Because both averages staged notable bounces from mid-November lows (12,542.38 on the Industrials and 4,891.27 on the Transports), a breakdown below those points would be discouraging. For now, as a partial hedge, we are holding about 10% to 15% of equity portfolios in a short-term bond fund.
Speculation regarding the fiscal cliff is getting most of the credit for the market's zigs and zags, with stocks rising after politicians suggest a compromise can be reached — and slumping on indications the Dec. 31 deadline to avoid automatic tax hikes and spending cuts will not be met.
While this pattern seems likely to continue in the near term — and there is no doubt that U.S. growth will slow if the full impact of $600 billion in tax hikes and spending cuts takes effect in January — investors should not attribute all the market's action to the fiscal cliff.

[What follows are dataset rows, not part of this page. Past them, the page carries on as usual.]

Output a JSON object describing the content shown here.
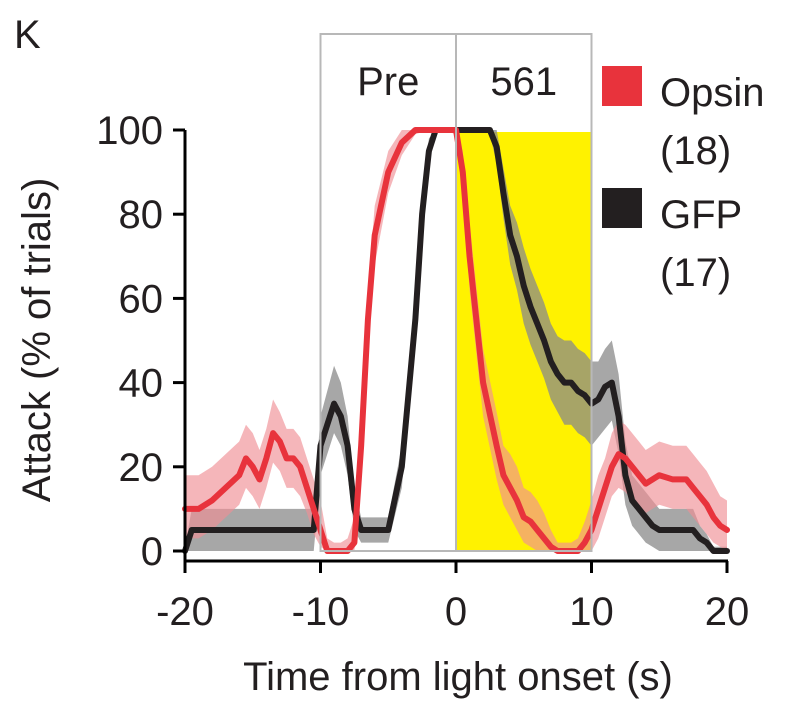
{
  "panel_label": "K",
  "colors": {
    "opsin": "#e8333c",
    "opsin_band": "#f08f95",
    "gfp": "#231f20",
    "gfp_band": "#8a8a8a",
    "light": "#fff200",
    "window_border": "#b8b8b8"
  },
  "chart_data": {
    "type": "line",
    "xlabel": "Time from light onset (s)",
    "ylabel": "Attack (% of trials)",
    "xlim": [
      -20,
      20
    ],
    "ylim": [
      0,
      100
    ],
    "xticks": [
      -20,
      -10,
      0,
      10,
      20
    ],
    "yticks": [
      0,
      20,
      40,
      60,
      80,
      100
    ],
    "grid": false,
    "legend_position": "right",
    "windows": [
      {
        "label": "Pre",
        "x_start": -10,
        "x_end": 0
      },
      {
        "label": "561",
        "x_start": 0,
        "x_end": 10
      }
    ],
    "light_period": {
      "x_start": 0,
      "x_end": 10
    },
    "series": [
      {
        "name": "GFP",
        "n_label": "(17)",
        "x": [
          -20,
          -19.5,
          -19,
          -17,
          -15,
          -13,
          -11,
          -10.5,
          -10,
          -9.5,
          -9,
          -8.5,
          -8,
          -7.5,
          -7,
          -6.5,
          -6,
          -5.5,
          -5,
          -4,
          -3,
          -2.5,
          -2,
          -1.5,
          -1,
          -0.5,
          0,
          0.5,
          1,
          2,
          2.5,
          3,
          3.5,
          4,
          4.5,
          5,
          5.5,
          6,
          6.5,
          7,
          7.5,
          8,
          8.5,
          9,
          9.5,
          10,
          10.5,
          11,
          11.5,
          12,
          12.5,
          13,
          13.5,
          14,
          14.5,
          15,
          15.5,
          16,
          16.5,
          17,
          17.5,
          18,
          18.5,
          19,
          20
        ],
        "values": [
          0,
          5,
          5,
          5,
          5,
          5,
          5,
          5,
          25,
          30,
          35,
          32,
          25,
          10,
          5,
          5,
          5,
          5,
          5,
          20,
          55,
          80,
          95,
          100,
          100,
          100,
          100,
          100,
          100,
          100,
          100,
          96,
          85,
          75,
          70,
          63,
          58,
          54,
          50,
          45,
          42,
          40,
          40,
          38,
          37,
          35,
          36,
          39,
          40,
          32,
          18,
          12,
          10,
          8,
          6,
          5,
          5,
          5,
          5,
          5,
          5,
          3,
          2,
          0,
          0
        ],
        "lower": [
          0,
          0,
          0,
          0,
          0,
          0,
          0,
          0,
          18,
          23,
          28,
          25,
          18,
          5,
          2,
          2,
          2,
          2,
          2,
          15,
          50,
          75,
          92,
          99,
          100,
          100,
          100,
          100,
          100,
          100,
          99,
          92,
          79,
          68,
          62,
          54,
          49,
          45,
          41,
          36,
          33,
          30,
          30,
          28,
          27,
          25,
          27,
          29,
          31,
          23,
          11,
          6,
          4,
          2,
          1,
          0,
          0,
          0,
          0,
          0,
          0,
          0,
          0,
          0,
          0
        ],
        "upper": [
          1,
          10,
          10,
          10,
          10,
          10,
          10,
          10,
          32,
          38,
          44,
          40,
          32,
          15,
          8,
          8,
          8,
          8,
          8,
          25,
          60,
          85,
          98,
          100,
          100,
          100,
          100,
          100,
          100,
          100,
          100,
          100,
          91,
          82,
          78,
          72,
          67,
          63,
          59,
          54,
          51,
          50,
          50,
          48,
          47,
          45,
          45,
          48,
          50,
          42,
          26,
          18,
          16,
          14,
          12,
          10,
          10,
          10,
          10,
          10,
          10,
          6,
          4,
          1,
          1
        ]
      },
      {
        "name": "Opsin",
        "n_label": "(18)",
        "x": [
          -20,
          -19,
          -18,
          -17,
          -16,
          -15.5,
          -15,
          -14.5,
          -14,
          -13.5,
          -13,
          -12.5,
          -12,
          -11.5,
          -11,
          -10.5,
          -10,
          -9.5,
          -9,
          -8.5,
          -8,
          -7.5,
          -7,
          -6.5,
          -6,
          -5,
          -4,
          -3,
          -2,
          -1.5,
          -1,
          0,
          0.5,
          1,
          2,
          3,
          3.5,
          4,
          4.5,
          5,
          5.5,
          6,
          6.5,
          7,
          7.5,
          8,
          8.5,
          9,
          9.5,
          10,
          10.5,
          11,
          11.5,
          12,
          12.5,
          13,
          13.5,
          14,
          14.5,
          15,
          16,
          17,
          17.5,
          18,
          18.5,
          19,
          19.5,
          20
        ],
        "values": [
          10,
          10,
          12,
          15,
          18,
          22,
          20,
          17,
          22,
          28,
          26,
          22,
          22,
          20,
          15,
          10,
          5,
          0,
          0,
          0,
          0,
          2,
          25,
          55,
          75,
          90,
          97,
          100,
          100,
          100,
          100,
          100,
          90,
          70,
          40,
          25,
          18,
          15,
          12,
          8,
          7,
          5,
          3,
          1,
          0,
          0,
          0,
          0,
          2,
          5,
          10,
          15,
          20,
          23,
          22,
          20,
          18,
          16,
          17,
          18,
          17,
          17,
          15,
          13,
          11,
          8,
          6,
          5
        ],
        "lower": [
          3,
          3,
          5,
          8,
          11,
          15,
          13,
          10,
          15,
          21,
          19,
          15,
          15,
          13,
          9,
          4,
          1,
          0,
          0,
          0,
          0,
          0,
          18,
          48,
          68,
          85,
          94,
          99,
          100,
          100,
          100,
          99,
          85,
          62,
          32,
          17,
          11,
          8,
          5,
          2,
          1,
          0,
          0,
          0,
          0,
          0,
          0,
          0,
          0,
          0,
          3,
          8,
          13,
          15,
          14,
          12,
          10,
          9,
          10,
          11,
          10,
          10,
          8,
          6,
          4,
          2,
          1,
          0
        ],
        "upper": [
          18,
          18,
          20,
          23,
          26,
          30,
          28,
          24,
          29,
          36,
          33,
          29,
          29,
          27,
          22,
          17,
          12,
          3,
          2,
          2,
          3,
          8,
          32,
          62,
          82,
          95,
          100,
          100,
          100,
          100,
          100,
          100,
          95,
          78,
          48,
          33,
          25,
          23,
          20,
          15,
          14,
          12,
          9,
          5,
          2,
          2,
          2,
          3,
          7,
          12,
          18,
          22,
          28,
          31,
          30,
          28,
          26,
          24,
          25,
          26,
          25,
          25,
          23,
          21,
          19,
          16,
          13,
          12
        ]
      }
    ]
  }
}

Stocks have been under pressure since third-quarter earnings season began. Negative preannouncements outnumbered positive preannouncements by a nearly 4-to-1 ratio — among the worst on record, according to Thomson Reuters. Earnings for the S&P 500 Index are expected to be up 4% year-to-year for the fourth quarter, down from the 10% growth that was anticipated on Oct. 1.
While third-quarter results were skewed lower by big declines in the material and energy sectors, five of the S&P 500's 10 sectors are expected to post profit declines for the fourth quarter. Moreover, there is no denying that growth has slowed for the typical U.S. company. The median S&P 500 company delivered year-to-year growth of 4.6% for per-share earnings and 4.5% for sales in the most recent quarter.
While speculation regarding the fiscal cliff is likely to dominate stock-market commentary in coming weeks, the averages are always discounting everything that could impact share prices. With both the Industrials and Transports within striking distance of important points in both directions, we intend to watch the averages closely.